The variables \( c_1, c_2, \dots, c_k \) take every possible choice of integer values that satisfy the above condition. If we find out how many such choices are there, we would know how many times the variable \( x \) is incremented.

Therefore the final value of \( x \) is the number of possible ways of arranging \( k \) numbers from the first \( n \) natural numbers in descending order. To find this number, let us consider \( n \) similar balls and \( k \) similar sticks. For every possible permutation of these balls and sticks such that there is at least one ball to the right of the rightmost stick, if we count the number of balls to the right of the \( i \)th stick, we get a number that the variable \( c_i \) (the counter variable in the \( i \)th loop statement) holds in some iteration of its loop. Therefore the variable \( c_i \) is represented as the number of balls lying on the right side of the \( i \)th stick where \( 1 \le i \le k \).

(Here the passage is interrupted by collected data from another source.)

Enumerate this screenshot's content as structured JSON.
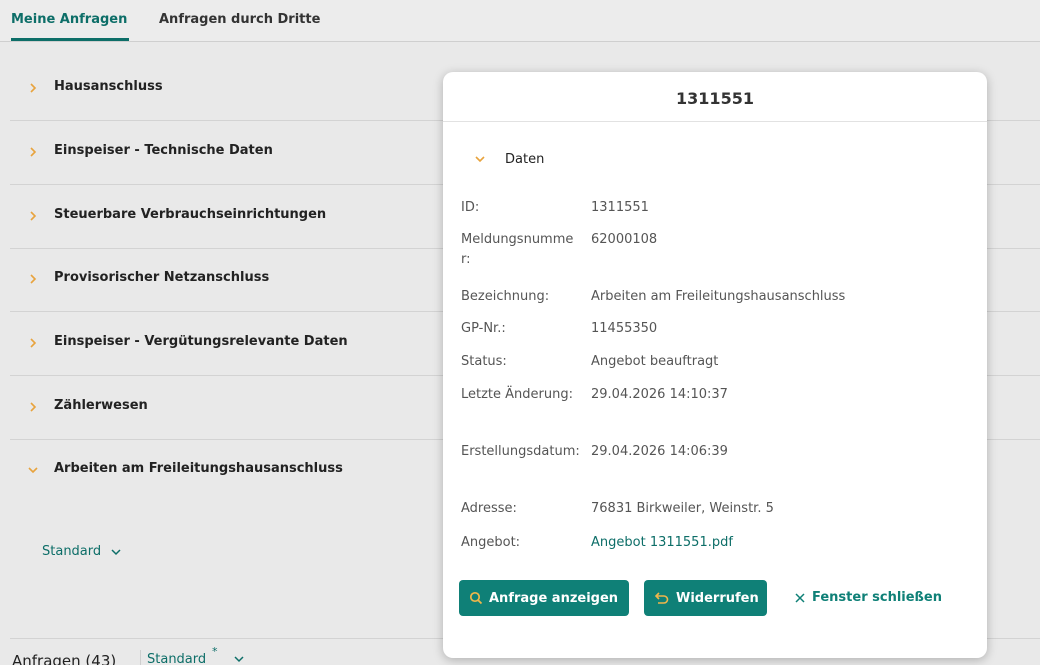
{
  "tabs": {
    "mine": "Meine Anfragen",
    "third": "Anfragen durch Dritte"
  },
  "accordion": {
    "items": [
      {
        "label": "Hausanschluss"
      },
      {
        "label": "Einspeiser - Technische Daten"
      },
      {
        "label": "Steuerbare Verbrauchseinrichtungen"
      },
      {
        "label": "Provisorischer Netzanschluss"
      },
      {
        "label": "Einspeiser - Vergütungsrelevante Daten"
      },
      {
        "label": "Zählerwesen"
      },
      {
        "label": "Arbeiten am Freileitungshausanschluss"
      }
    ],
    "view_label": "Standard"
  },
  "footer": {
    "count": "Anfragen (43)",
    "view": "Standard",
    "modified_mark": "*"
  },
  "modal": {
    "title": "1311551",
    "section": "Daten",
    "fields": {
      "id_label": "ID:",
      "id_value": "1311551",
      "msg_label": "Meldungsnummer:",
      "msg_value": "62000108",
      "desc_label": "Bezeichnung:",
      "desc_value": "Arbeiten am Freileitungshausanschluss",
      "gp_label": "GP-Nr.:",
      "gp_value": "11455350",
      "status_label": "Status:",
      "status_value": "Angebot beauftragt",
      "changed_label": "Letzte Änderung:",
      "changed_value": "29.04.2026 14:10:37",
      "created_label": "Erstellungsdatum:",
      "created_value": "29.04.2026 14:06:39",
      "address_label": "Adresse:",
      "address_value": "76831 Birkweiler, Weinstr. 5",
      "offer_label": "Angebot:",
      "offer_value": "Angebot 1311551.pdf"
    },
    "buttons": {
      "show": "Anfrage anzeigen",
      "revoke": "Widerrufen",
      "close": "Fenster schließen"
    }
  },
  "colors": {
    "accent": "#0f8077",
    "chevron": "#e8a33d"
  }
}
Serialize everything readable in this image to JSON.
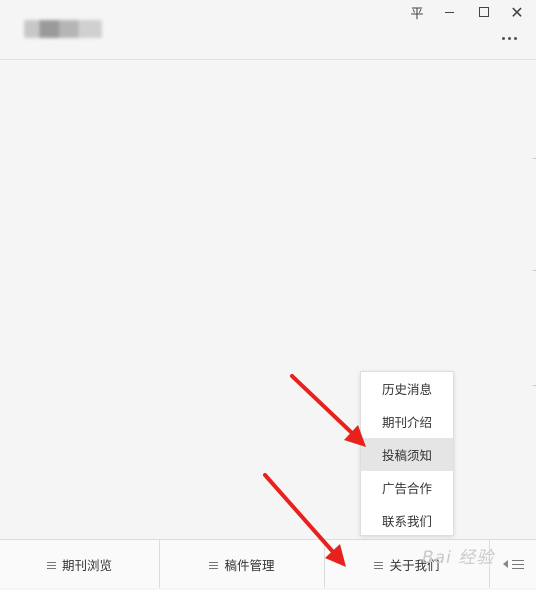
{
  "window": {
    "pin_glyph": "平",
    "close_glyph": "✕"
  },
  "popup_menu": {
    "items": [
      {
        "label": "历史消息",
        "selected": false
      },
      {
        "label": "期刊介绍",
        "selected": false
      },
      {
        "label": "投稿须知",
        "selected": true
      },
      {
        "label": "广告合作",
        "selected": false
      },
      {
        "label": "联系我们",
        "selected": false
      }
    ]
  },
  "tabbar": {
    "tabs": [
      {
        "label": "期刊浏览"
      },
      {
        "label": "稿件管理"
      },
      {
        "label": "关于我们"
      }
    ]
  },
  "watermark": {
    "text": "Bai 经验"
  },
  "colors": {
    "arrow": "#e8211c",
    "background": "#f5f5f5",
    "popup_selected": "#e5e5e5"
  }
}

The above argument holds good because the first stick has more balls to its right than the second one, the second stick has more balls to its right than the third one, and so on, so \( n \ge c_1 \ge c_2 \ge \dots \ge c_k \) is always satisfied. Further, we have added the constraint that at least one ball must lie on the right side of the \( k \)th stick, so \( c_k \ge 1 \). Also, any set of valid values for \( c_1, c_2, \dots, c_k \) can be represented as an arrangement of these sticks and balls.

To compute the number of permutations of \( n \) similar balls and \( k \) similar sticks such that there is at least one ball to the right side of the rightmost stick, we need to consider the rightmost ball to be fixed in its position in all permutations. Thus we are left with only \( n - 1 \) similar balls and \( k \) similar sticks that we can rearrange in different ways. The number of permutations of \( n - 1 \) similar balls and \( k \) similar sticks is \[ \frac{(n + k - 1)!}{(n - 1)! k!} = \binom{n + k - 1}{k}. \]

This closed-form expression is the solution to both the *recurrence
relation* problem and the *nested loops* problem.